Second – and opposition party activists will not like this point – President Magufuli has earned and maintained a lot of public support over the past five years. His efforts to combat corruption, stand up to foreign investors and spend big on infrastructure projects may not stand up to expert scrutiny, but they are eye-catching and popular. We have no opinion poll data on the president’s popularity since April 2018, when previously sky-high approval ratings had fallen to 55%, but his no-nonsense brand is well-established and has a populist appeal.
Third – and I really don’t like to say this – even if voters defy the odds and cast their votes in sufficient numbers to earn an opposition victory, there is no guarantee that the true results will be announced. There are no real election monitors with teeth, either domestic or international, and the electoral commission is hardly even pretending to be an independent referee anymore. More particularly, the evidence from previous elections in Zanzibar – historically much more tightly fought than nationwide elections – is that CCM knows how to ensure the results are announced in their favour and that the party is willing to take this step. In 2015, the Zanzibar results were annulled citing irregularities at a point where early results suggested an opposition victory. International observers criticised the process in the strongest of terms. Similar issues arose in previous elections as well, with results repeatedly very tight and polling marred by violence. In short, even if the opposition gets more votes, the ruling party will not give up power easily.
As soon as the dust has settled
We will never know what the results would be if the playing field were truly level. Indeed, with strong presidential candidates in Lissu and Maalim Seif, and with strong arguments to make on the economy as well as democratic rights, there is every reason to think the elections would have been highly competitive. As it stands, however, this is simply not the case.
So, if we know the results in advance, is there any reason to pay attention to this vote? Well, yes, absolutely. First, we could have a volatile combination of electoral mishandling, heavy-handed policing and over-optimistic opposition supporters with more-or-less legitimate grievances. This could potentially boil over into post-election violence. Mainland Tanzania has, fortunately, largely escaped such troubles in the past, but tensions are higher than ever this time around. We hope this will not happen, of course, but the international community in East Africa would be wise to be ready to respond fast if necessary.

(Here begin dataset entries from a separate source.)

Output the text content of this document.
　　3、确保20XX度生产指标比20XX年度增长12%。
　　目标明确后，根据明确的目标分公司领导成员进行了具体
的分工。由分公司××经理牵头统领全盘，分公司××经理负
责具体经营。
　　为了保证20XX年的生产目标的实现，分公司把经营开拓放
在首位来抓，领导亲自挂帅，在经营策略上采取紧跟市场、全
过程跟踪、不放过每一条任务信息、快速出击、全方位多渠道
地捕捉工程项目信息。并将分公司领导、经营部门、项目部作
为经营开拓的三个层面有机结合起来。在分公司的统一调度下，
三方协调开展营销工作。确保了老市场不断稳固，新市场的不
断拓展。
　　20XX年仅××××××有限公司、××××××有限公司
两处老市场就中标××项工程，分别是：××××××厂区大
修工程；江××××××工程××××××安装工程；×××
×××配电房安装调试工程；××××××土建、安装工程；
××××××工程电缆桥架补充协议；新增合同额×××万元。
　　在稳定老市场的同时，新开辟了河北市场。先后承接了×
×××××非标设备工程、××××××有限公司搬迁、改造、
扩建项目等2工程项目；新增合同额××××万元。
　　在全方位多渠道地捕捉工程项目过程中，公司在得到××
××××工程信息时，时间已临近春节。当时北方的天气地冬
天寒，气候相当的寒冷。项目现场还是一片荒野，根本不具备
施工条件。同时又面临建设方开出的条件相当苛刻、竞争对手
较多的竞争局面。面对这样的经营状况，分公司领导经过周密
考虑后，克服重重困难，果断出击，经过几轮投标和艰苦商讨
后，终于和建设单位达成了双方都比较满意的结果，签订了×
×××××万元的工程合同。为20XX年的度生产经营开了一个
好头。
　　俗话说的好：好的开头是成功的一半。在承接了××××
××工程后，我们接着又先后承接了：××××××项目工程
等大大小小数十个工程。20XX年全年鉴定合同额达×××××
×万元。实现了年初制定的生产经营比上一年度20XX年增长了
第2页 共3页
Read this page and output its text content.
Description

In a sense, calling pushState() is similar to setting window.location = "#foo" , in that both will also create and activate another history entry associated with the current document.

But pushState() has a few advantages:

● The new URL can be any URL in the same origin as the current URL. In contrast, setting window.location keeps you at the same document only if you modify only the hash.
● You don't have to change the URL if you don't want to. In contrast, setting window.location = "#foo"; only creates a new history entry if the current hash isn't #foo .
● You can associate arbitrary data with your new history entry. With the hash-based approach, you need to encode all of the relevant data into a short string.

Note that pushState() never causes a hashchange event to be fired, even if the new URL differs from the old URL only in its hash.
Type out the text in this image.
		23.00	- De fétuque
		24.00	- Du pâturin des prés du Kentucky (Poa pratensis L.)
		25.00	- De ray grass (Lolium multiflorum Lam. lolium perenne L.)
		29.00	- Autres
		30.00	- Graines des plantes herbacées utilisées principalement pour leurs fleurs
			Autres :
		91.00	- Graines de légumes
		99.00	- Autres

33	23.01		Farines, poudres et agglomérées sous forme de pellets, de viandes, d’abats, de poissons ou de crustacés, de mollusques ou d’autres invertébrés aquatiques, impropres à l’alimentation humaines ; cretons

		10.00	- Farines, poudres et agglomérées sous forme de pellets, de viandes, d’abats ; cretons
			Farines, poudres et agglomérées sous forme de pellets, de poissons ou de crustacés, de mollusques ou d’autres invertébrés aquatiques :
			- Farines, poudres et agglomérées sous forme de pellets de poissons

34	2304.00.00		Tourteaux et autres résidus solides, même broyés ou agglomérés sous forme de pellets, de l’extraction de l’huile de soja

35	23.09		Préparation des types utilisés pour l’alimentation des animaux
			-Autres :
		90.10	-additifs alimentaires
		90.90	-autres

Secondly, assuming that President Magufuli and CCM do indeed emerge victorious, the next five years will be a critical period in Tanzania’s history. Opposition calls for constitutional reform – to the powers of the presidency, the relationship between mainland Tanzania and Zanzibar, and protections for democratic rights – are likely to get louder. And finally, there is likely to be an almighty struggle for the soul of CCM. Will President Magufuli do the previously unthinkable and attempt to remove term limits? If so, how will those (substantial) elements in the party who are at-best reluctant supporters of Magufuli react? If not, how will they (and Magufuli’s allies) prepare themselves for the next vote in five years’ time?
We can be confident of the results of this week’s poll. We can be even more confident that as soon as the dust has settled, the battle for 2025 will begin.